『統計学が見つけた野球の真理』鳥越規央 (書評)
【5月14日 記】 我々の世代の小学生男子はほとんど全員が野球をした。人数が揃うとしょっちゅう野球をしていたものだ。当時は野球をせずにサッカーをしている小学生は変な奴だと思われた(中学に進学すると少し違ってくるのだが)。
そして、少年たちはほとんど例外なくプロ野球が大好きで、どこかのチームのファンだった。
僕もそんな少年のひとりだったのだが、僕はそれに加えて小学校のころから無類のデータ好きだった。まだ「データ好き」という単語で自分を捉えてはいなかったが、実際いろんなデータを眺めたりそれを分析することに興味があり、例えば新聞に載っているプロ野球選手の個人成績を見たりするのも大好きだった。
そんな僕だから、この本に嵌まるのは当然のことである。
一方、長いことプロ野球のデータを見てきたが、打率とか防御率みたいな馴染みのデータに加えて、知らないうちに OPS とか K/BB とか WHIP などという新しい指標が出てきている。これが憶えられなくて、その都度調べてはまた忘れの繰り返しだったのだが、この本を読んで漸く僕の頭の中で定着した。
この本は所謂「セイバーメトリクス」による、選手や球団を評価するための指標を、ひとつずつ丁寧に解説してくれる。それが僕には面白くて仕方がない。NPB の選手ではこうだ、みたいな例もふんだんに載せてあって、「なるほど!」と納得するばかりである。
ところが、読み進めていくと、「セイバーメトリクスの指標ってそんなにあるのか!」と驚くほど、次から次に聞いたこともない分析法や公式が出てきて、これはとても憶えられない。むしろ辟易かも。あなたもきっと分からないようになると思う(笑)
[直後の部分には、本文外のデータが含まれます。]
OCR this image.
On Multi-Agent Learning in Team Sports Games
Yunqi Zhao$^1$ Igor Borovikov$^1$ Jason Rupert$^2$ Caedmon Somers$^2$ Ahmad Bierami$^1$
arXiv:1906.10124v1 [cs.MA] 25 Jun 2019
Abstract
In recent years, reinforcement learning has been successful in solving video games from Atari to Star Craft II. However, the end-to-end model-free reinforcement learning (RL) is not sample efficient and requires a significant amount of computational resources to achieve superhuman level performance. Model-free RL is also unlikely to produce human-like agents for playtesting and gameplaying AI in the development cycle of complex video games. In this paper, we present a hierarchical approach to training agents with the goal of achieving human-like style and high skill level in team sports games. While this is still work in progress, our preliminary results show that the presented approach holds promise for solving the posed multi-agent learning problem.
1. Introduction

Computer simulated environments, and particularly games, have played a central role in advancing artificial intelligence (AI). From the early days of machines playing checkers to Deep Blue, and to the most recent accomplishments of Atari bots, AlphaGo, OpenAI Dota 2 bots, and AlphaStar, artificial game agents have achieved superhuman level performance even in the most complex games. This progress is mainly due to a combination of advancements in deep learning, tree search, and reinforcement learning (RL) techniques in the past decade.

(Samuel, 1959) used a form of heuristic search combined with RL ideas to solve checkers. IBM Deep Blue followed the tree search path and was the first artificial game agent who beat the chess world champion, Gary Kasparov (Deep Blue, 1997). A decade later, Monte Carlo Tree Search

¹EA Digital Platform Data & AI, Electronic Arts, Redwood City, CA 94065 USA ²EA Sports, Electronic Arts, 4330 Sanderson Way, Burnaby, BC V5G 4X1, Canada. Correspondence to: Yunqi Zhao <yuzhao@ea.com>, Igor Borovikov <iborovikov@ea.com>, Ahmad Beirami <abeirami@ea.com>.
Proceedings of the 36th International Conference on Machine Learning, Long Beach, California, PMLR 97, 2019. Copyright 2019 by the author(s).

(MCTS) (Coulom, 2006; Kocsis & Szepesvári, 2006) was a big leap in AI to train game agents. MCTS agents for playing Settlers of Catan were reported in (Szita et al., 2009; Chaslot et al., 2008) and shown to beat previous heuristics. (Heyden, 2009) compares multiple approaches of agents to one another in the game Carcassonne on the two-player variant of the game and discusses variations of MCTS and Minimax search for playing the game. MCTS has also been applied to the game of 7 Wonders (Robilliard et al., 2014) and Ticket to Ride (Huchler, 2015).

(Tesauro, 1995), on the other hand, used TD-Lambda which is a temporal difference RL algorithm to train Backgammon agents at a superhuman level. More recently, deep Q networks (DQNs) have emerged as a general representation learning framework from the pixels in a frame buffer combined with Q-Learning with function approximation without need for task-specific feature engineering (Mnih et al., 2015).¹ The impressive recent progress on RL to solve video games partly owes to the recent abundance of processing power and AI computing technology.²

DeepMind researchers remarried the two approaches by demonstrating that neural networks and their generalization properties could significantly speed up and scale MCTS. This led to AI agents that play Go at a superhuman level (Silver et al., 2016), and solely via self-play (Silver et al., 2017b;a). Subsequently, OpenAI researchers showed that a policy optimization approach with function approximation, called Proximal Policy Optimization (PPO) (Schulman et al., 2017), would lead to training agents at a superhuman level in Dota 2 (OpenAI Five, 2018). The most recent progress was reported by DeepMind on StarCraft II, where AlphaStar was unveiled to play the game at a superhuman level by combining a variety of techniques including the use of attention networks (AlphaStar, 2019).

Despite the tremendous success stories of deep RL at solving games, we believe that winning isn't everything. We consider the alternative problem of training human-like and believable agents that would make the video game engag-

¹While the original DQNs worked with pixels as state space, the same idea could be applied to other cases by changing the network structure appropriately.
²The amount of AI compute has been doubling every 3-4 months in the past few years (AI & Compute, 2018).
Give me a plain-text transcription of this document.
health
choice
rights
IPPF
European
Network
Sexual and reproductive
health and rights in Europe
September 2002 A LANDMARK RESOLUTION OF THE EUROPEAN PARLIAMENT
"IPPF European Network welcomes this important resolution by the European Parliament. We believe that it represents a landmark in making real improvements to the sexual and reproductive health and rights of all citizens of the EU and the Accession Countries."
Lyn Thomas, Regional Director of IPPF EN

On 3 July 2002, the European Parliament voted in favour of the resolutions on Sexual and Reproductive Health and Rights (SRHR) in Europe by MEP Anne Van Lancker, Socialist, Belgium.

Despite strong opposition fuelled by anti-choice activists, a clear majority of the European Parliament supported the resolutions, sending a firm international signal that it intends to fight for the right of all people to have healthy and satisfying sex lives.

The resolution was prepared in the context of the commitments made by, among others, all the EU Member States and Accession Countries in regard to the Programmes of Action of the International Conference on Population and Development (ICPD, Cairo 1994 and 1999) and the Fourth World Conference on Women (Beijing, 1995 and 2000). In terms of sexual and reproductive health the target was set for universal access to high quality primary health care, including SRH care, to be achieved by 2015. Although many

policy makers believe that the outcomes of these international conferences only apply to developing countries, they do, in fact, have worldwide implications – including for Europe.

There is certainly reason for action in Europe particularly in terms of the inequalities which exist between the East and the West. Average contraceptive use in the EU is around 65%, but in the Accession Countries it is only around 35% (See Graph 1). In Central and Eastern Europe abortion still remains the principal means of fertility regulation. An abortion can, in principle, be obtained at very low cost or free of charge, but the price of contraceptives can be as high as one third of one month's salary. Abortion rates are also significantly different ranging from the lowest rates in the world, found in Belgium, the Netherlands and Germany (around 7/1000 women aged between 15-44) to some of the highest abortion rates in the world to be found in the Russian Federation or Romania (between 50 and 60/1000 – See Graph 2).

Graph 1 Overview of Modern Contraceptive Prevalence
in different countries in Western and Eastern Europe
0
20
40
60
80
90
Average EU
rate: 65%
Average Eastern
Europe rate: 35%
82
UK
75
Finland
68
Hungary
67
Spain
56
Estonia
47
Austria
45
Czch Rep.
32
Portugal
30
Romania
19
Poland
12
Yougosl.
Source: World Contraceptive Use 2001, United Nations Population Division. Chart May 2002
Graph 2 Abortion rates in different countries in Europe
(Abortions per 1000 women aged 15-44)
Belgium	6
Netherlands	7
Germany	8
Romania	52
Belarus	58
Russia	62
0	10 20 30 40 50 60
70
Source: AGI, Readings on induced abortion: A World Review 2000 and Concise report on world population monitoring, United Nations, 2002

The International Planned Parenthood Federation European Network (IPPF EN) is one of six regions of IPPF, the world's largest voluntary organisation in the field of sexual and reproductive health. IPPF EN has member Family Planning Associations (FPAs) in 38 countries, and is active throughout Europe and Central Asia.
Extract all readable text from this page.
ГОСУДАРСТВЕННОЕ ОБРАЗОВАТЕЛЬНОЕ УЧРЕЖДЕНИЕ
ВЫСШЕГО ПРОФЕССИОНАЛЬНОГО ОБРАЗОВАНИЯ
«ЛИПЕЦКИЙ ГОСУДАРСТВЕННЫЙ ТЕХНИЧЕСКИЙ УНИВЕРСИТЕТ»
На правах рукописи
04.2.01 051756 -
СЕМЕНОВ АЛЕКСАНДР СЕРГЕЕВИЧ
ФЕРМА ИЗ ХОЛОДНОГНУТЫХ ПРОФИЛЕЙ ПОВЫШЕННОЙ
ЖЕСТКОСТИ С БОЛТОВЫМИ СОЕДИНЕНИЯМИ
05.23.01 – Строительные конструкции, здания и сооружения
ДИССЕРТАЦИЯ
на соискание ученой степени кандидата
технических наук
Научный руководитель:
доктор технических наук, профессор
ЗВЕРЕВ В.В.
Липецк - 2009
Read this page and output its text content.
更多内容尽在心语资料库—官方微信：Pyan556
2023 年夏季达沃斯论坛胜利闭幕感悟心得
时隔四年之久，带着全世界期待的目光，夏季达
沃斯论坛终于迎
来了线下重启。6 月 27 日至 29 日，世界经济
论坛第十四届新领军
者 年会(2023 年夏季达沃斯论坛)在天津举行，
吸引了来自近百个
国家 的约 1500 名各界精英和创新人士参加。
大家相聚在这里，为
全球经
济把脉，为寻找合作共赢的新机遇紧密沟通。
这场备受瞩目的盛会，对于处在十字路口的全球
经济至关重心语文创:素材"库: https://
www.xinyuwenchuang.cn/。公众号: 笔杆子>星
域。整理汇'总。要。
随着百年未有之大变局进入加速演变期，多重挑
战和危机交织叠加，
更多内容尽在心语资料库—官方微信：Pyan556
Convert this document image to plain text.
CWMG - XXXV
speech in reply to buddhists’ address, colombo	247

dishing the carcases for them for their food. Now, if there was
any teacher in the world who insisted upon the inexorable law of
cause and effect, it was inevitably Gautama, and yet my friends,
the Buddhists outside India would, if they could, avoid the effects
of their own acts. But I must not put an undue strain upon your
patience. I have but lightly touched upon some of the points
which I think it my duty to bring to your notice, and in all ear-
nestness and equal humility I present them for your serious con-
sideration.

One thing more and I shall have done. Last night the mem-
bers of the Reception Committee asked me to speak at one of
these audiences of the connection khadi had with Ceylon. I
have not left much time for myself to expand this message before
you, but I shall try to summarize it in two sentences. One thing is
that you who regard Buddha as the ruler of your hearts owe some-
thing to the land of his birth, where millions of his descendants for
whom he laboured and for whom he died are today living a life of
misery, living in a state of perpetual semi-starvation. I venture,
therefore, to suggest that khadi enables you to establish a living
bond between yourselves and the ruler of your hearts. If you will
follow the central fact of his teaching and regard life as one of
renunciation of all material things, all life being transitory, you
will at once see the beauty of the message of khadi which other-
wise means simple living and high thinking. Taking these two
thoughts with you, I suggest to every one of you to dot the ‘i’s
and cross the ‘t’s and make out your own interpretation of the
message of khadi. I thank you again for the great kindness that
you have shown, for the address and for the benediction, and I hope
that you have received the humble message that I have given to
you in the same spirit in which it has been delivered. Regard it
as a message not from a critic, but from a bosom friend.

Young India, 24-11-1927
そんな話をすると、多分「人間のやることはそんなに簡単に数字で割り切れるものではない。データ、データでスポーツをこねくり回しすぎるといろいろな弊害が出るだけだ」みたいなこを言う人が出てくるだろう。
しかし、実際にデータをこねくり回して弱小貧乏球団を常勝チームに立て直した事例があったのだ。それが本書でも触れられているオークランド・アスレチックスの GMビリー・ビーンだった。僕はそのビリー・ビーンを描いた小説『マネー・ボール』を読んで大きな感銘を受けた。
(映画化された『マネーボール』も観たが、こちらは重厚な小説を2時間の映画にするためにかなり端折った印象があったのと、ビリーを演じたブラット・ピットのイメージに引っ張られて少し歪められた感もあって、今イチだった)
ビリーは金もなかったので他球団でくすぶっていた安い選手をトレードで得て、彼らを使って勝つことを考えた。そういう選手を選ぶ際に使ったのがセイバーメトリクスだ。
例えば彼は、それまで打率ばかりが注目されていた中で、打率は高くなくても出塁率が高ければ充分勝利に貢献するということを発見して、そんな選手をゲットして試合に出したら見事にその通りになったのだ。
そして、それが MLB各球団がセイバーメトリクスを導入するきっかけになったのである。
そういう事実を知った上で読むと、この本はまさに「なるほどな!」の連続なのである。
昨今では2番にバントの巧い選手を置くという戦法は次第に使われなくなっている。それは送りバントが必ずしも有効ではないことが、データ分析によって明らかになってきたからだ。1990年代に巨人の川相が活躍したのは、彼が単にバントの名手だったからではなく、出塁率も極めて高い選手だったからである──とか
先頭打者を四球で出塁させた時とシングルヒットで出塁させた時の失点確率には、統計学的に有意な差はない──とか
「ストレートの伸び」も「変化球のキレ」も数値化できる──とか
19度のアッパースイングで、ボールの中心の 0.6センチ下をインパクトするとこで飛距離が最大化する──とか
「無死満塁では点が入りにくい」というのは大嘘である──とか
UZR という指標で見ると、先だっての WBC で活躍したライオンズの源田が文字通り桁違いに守備が巧い(UZR の数値が NPB でひとりだけ2桁、しかも20超え)ということが分かる──などなど、もう面白いのなんのって!
いろいろ複雑な式も出てきて面妖に思うかもしれないが、とりあえず 長打率とOPS と K/BB と WHIP と QS 辺りのことがしっかり分かるだけでも読む価値はあると思う。
野球とデータが好きならなおのことオススメである。